Bénarès (Vanarasi), plus grande ville sainte de l’Hindouisme

Il nous faut plus de 28h pour rejoindre Bénarès, depuis Katmandu, avec un passage de frontière hors du temps : il faut insister pour se faire contrôler et obtenir un tampon sur notre passeport. De son côté, Camille nous a lâchement abandonné et est partie retrouver le confort à Delhi avec son père et son frère, de passage pour dix jours en Inde.

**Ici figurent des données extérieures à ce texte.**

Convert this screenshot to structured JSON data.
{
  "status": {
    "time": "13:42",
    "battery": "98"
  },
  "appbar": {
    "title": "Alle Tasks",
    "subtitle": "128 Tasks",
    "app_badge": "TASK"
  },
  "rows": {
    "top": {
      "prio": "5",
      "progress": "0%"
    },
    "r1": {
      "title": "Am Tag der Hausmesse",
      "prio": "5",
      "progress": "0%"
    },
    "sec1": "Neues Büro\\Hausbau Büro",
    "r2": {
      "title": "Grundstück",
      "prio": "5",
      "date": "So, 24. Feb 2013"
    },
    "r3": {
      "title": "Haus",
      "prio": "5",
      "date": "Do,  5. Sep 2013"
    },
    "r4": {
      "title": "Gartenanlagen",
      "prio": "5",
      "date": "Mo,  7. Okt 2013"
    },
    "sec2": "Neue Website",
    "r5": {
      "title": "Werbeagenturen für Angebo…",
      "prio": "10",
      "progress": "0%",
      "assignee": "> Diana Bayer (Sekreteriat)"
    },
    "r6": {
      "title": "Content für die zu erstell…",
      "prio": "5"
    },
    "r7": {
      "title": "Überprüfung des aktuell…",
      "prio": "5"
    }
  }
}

Notre arrivée en Inde est conforme à tout ce qu’on avait entendu sur ce pays depuis neuf mois : des couleurs, des vaches dans la rue, des odeurs, des millions de personnes, beaucoup de bruit mais aussi des enfants, des mendiants, des infirmes… Et un détail qui nous suivra durant tout notre périple en Inde : une chaleur étouffante de plus de 40 degrés à l’ombre.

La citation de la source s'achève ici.